NIH committee uncovers gaps in osteoporosis drug therapy evidence
Overall, evidence indicates that drug therapies for osteoporosis reduce the risk for clinical fractures, but long-term use may increase the risk for rare, but serious harms, according to findings published in Annals of Internal Medicine.
However, there are significant gaps in this evidence regarding clinical decisions for initiating treatment, duration of treatment and drug holidays, according to the NIH Pathways to Prevention Workshop.
“Optimal long-term osteoporosis drug treatment is uncertain,” Howard A. Fink, MD, MPH, from the University of Minnesota and Minneapolis VA Health Care System, and colleagues wrote.
Fink and colleagues reviewed 35 trials and 13 observational studies of men or postmenopausal women aged 50 years or older to determine the risks for incident fractures and harms with long-term osteoporosis drug therapy (more than 3 years) vs. control, and continuing therapy vs. discontinuing or temporarily stopping treatment. All studies had low or medium risk of bias.

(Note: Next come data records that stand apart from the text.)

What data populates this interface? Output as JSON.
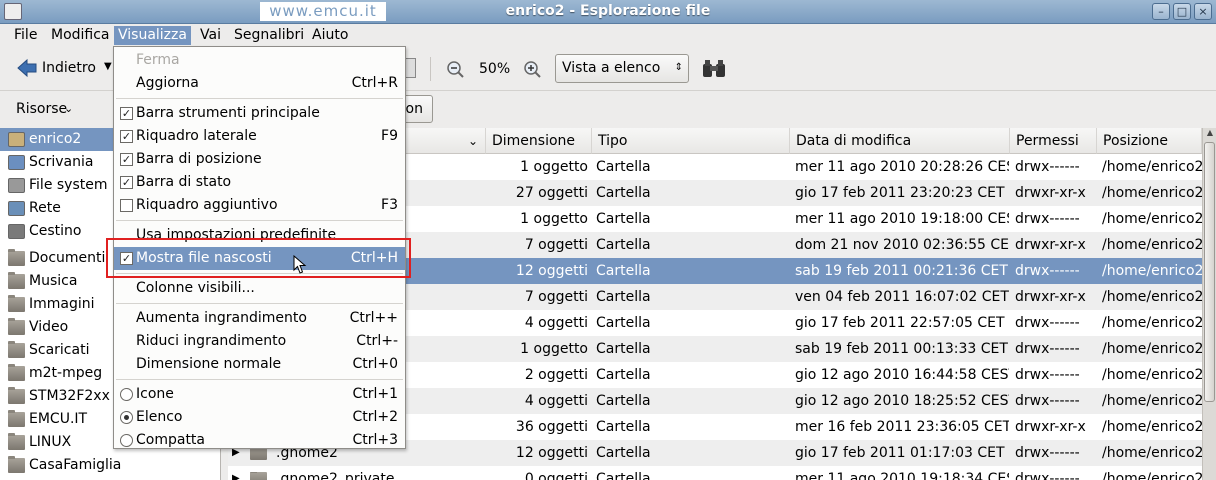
{
  "window": {
    "title": "enrico2 - Esplorazione file",
    "watermark": "www.emcu.it"
  },
  "menubar": [
    "File",
    "Modifica",
    "Visualizza",
    "Vai",
    "Segnalibri",
    "Aiuto"
  ],
  "toolbar": {
    "back_label": "Indietro",
    "zoom": "50%",
    "view_mode": "Vista a elenco"
  },
  "locbar": {
    "places_label": "Risorse",
    "location_button": "on"
  },
  "sidebar": [
    {
      "label": "enrico2",
      "icon": "home-icon",
      "selected": true
    },
    {
      "label": "Scrivania",
      "icon": "desktop-icon"
    },
    {
      "label": "File system",
      "icon": "filesystem-icon"
    },
    {
      "label": "Rete",
      "icon": "network-icon"
    },
    {
      "label": "Cestino",
      "icon": "trash-icon"
    },
    {
      "label": "Documenti",
      "icon": "folder-icon"
    },
    {
      "label": "Musica",
      "icon": "folder-icon"
    },
    {
      "label": "Immagini",
      "icon": "folder-icon"
    },
    {
      "label": "Video",
      "icon": "folder-icon"
    },
    {
      "label": "Scaricati",
      "icon": "folder-icon"
    },
    {
      "label": "m2t-mpeg",
      "icon": "folder-icon"
    },
    {
      "label": "STM32F2xx",
      "icon": "folder-icon"
    },
    {
      "label": "EMCU.IT",
      "icon": "folder-icon"
    },
    {
      "label": "LINUX",
      "icon": "folder-icon"
    },
    {
      "label": "CasaFamiglia",
      "icon": "folder-icon"
    }
  ],
  "list": {
    "columns": [
      "Dimensione",
      "Tipo",
      "Data di modifica",
      "Permessi",
      "Posizione"
    ],
    "rows": [
      {
        "name": "",
        "size": "1 oggetto",
        "type": "Cartella",
        "date": "mer 11 ago 2010 20:28:26 CEST",
        "perm": "drwx------",
        "pos": "/home/enrico2"
      },
      {
        "name": "",
        "size": "27 oggetti",
        "type": "Cartella",
        "date": "gio 17 feb 2011 23:20:23 CET",
        "perm": "drwxr-xr-x",
        "pos": "/home/enrico2"
      },
      {
        "name": "",
        "size": "1 oggetto",
        "type": "Cartella",
        "date": "mer 11 ago 2010 19:18:00 CEST",
        "perm": "drwx------",
        "pos": "/home/enrico2"
      },
      {
        "name": "",
        "size": "7 oggetti",
        "type": "Cartella",
        "date": "dom 21 nov 2010 02:36:55 CET",
        "perm": "drwxr-xr-x",
        "pos": "/home/enrico2"
      },
      {
        "name": "",
        "size": "12 oggetti",
        "type": "Cartella",
        "date": "sab 19 feb 2011 00:21:36 CET",
        "perm": "drwx------",
        "pos": "/home/enrico2",
        "selected": true
      },
      {
        "name": "",
        "size": "7 oggetti",
        "type": "Cartella",
        "date": "ven 04 feb 2011 16:07:02 CET",
        "perm": "drwxr-xr-x",
        "pos": "/home/enrico2"
      },
      {
        "name": "",
        "size": "4 oggetti",
        "type": "Cartella",
        "date": "gio 17 feb 2011 22:57:05 CET",
        "perm": "drwx------",
        "pos": "/home/enrico2"
      },
      {
        "name": "",
        "size": "1 oggetto",
        "type": "Cartella",
        "date": "sab 19 feb 2011 00:13:33 CET",
        "perm": "drwx------",
        "pos": "/home/enrico2"
      },
      {
        "name": "",
        "size": "2 oggetti",
        "type": "Cartella",
        "date": "gio 12 ago 2010 16:44:58 CEST",
        "perm": "drwx------",
        "pos": "/home/enrico2"
      },
      {
        "name": "",
        "size": "4 oggetti",
        "type": "Cartella",
        "date": "gio 12 ago 2010 18:25:52 CEST",
        "perm": "drwx------",
        "pos": "/home/enrico2"
      },
      {
        "name": "",
        "size": "36 oggetti",
        "type": "Cartella",
        "date": "mer 16 feb 2011 23:36:05 CET",
        "perm": "drwxr-xr-x",
        "pos": "/home/enrico2"
      },
      {
        "name": ".gnome2",
        "size": "12 oggetti",
        "type": "Cartella",
        "date": "gio 17 feb 2011 01:17:03 CET",
        "perm": "drwx------",
        "pos": "/home/enrico2"
      },
      {
        "name": ".gnome2_private",
        "size": "0 oggetti",
        "type": "Cartella",
        "date": "mer 11 ago 2010 19:18:34 CEST",
        "perm": "drwx------",
        "pos": "/home/enrico2"
      }
    ]
  },
  "menu": {
    "items": [
      {
        "label": "Ferma",
        "disabled": true
      },
      {
        "label": "Aggiorna",
        "accel": "Ctrl+R"
      },
      {
        "sep": true
      },
      {
        "label": "Barra strumenti principale",
        "check": true
      },
      {
        "label": "Riquadro laterale",
        "check": true,
        "accel": "F9"
      },
      {
        "label": "Barra di posizione",
        "check": true
      },
      {
        "label": "Barra di stato",
        "check": true
      },
      {
        "label": "Riquadro aggiuntivo",
        "check": false,
        "accel": "F3"
      },
      {
        "sep": true
      },
      {
        "label": "Usa impostazioni predefinite"
      },
      {
        "label": "Mostra file nascosti",
        "check": true,
        "accel": "Ctrl+H",
        "highlighted": true
      },
      {
        "sep": true
      },
      {
        "label": "Colonne visibili..."
      },
      {
        "sep": true
      },
      {
        "label": "Aumenta ingrandimento",
        "accel": "Ctrl++"
      },
      {
        "label": "Riduci ingrandimento",
        "accel": "Ctrl+-"
      },
      {
        "label": "Dimensione normale",
        "accel": "Ctrl+0"
      },
      {
        "sep": true
      },
      {
        "label": "Icone",
        "radio": false,
        "accel": "Ctrl+1"
      },
      {
        "label": "Elenco",
        "radio": true,
        "accel": "Ctrl+2"
      },
      {
        "label": "Compatta",
        "radio": false,
        "accel": "Ctrl+3"
      }
    ]
  },
  "colors": {
    "accent": "#7595c0",
    "highlight_box": "#e02020"
  }
}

The researchers found that women with osteoporosis who took alendronate for 4 years had a decreased risk for clinical fractures (HR = 0.64; 95% CI, 0.5-0.82) and radiographic vertebral fractures. Women taking raloxifene for 4 years had a reduced risk for vertebral fractures, but not nonvertebral fractures. Raloxifene also heightened the risk for deep venous thrombosis and pulmonary embolism.
Use of zoledronic acid decreased the risk for clinical nonvertebral fractures and vertebral fractures in women with osteopenia or osteoporosis (HR = 0.73; 95% CI, 0.6-0.9).
Conversely, long-term use of bisphosphonates increased rare harms, including the risk for atypical femoral fractures and osteonecrosis of the jaw.
Hormone therapy for 5 to 7 years decreased clinical fractures, including hip fractures; however, it also elevated the risk for serious harms, including CVD, cognitive impairment and invasive breast cancer, in women with unspecified osteoporosis status.
Continuing bisphosphonate treatment after 3 to 5 years decreased radiographic vertebral fractures and clinical vertebral fractures, but not nonvertebral fractures, compared with discontinuing therapy.
There was insufficient evidence to determine the effects of long-term use of other FDA-approved osteoporosis drugs, such as risedronate, ibandronate, denosumab, teriparatide and abaloparatide.
Additionally, there was a lack of data to suggest the benefits and harms of bisphosphonate drug holidays.
The NIH convened the Pathways to Prevention Workshop to examine the evidence on the effectiveness of long-term drug therapies to prevent fractions in patients with osteoporosis, including Fink and colleagues’ review, as well as any research gaps and needs for future research.
The NIH workshop committee concluded that the general safety and effectiveness of osteoporosis drug therapies have been established but there are “important gaps to guiding clinical management decisions.”
“There are questions about who should be prioritized for treatment, when treatment should be initiated, which medication should be started first, how long treatment should be maintained, how treatment should be monitored, in what order treatments should be used, and whether drug holidays should be considered or implemented,” Albert Siu, MD, MSPH, professor and chair emeritus in geriatrics and palliative medicine at the Icahn School of Medicine at Mount Sinai, and a member of the NIH workshop committee, and colleagues wrote. “Answers to these questions are needed to realize the population benefits from osteoporosis drug therapy.”
The committee recommended that future research evaluate the effects of drug holidays, newer treatments and patient and clinical barriers to getting screened for osteoporosis and adhering to treatment regimens. – by Alaina Tedesco
Disclosures: Fink and Siu report no relevant financial disclosures. Please see the study for all other authors’ relevant financial disclosures.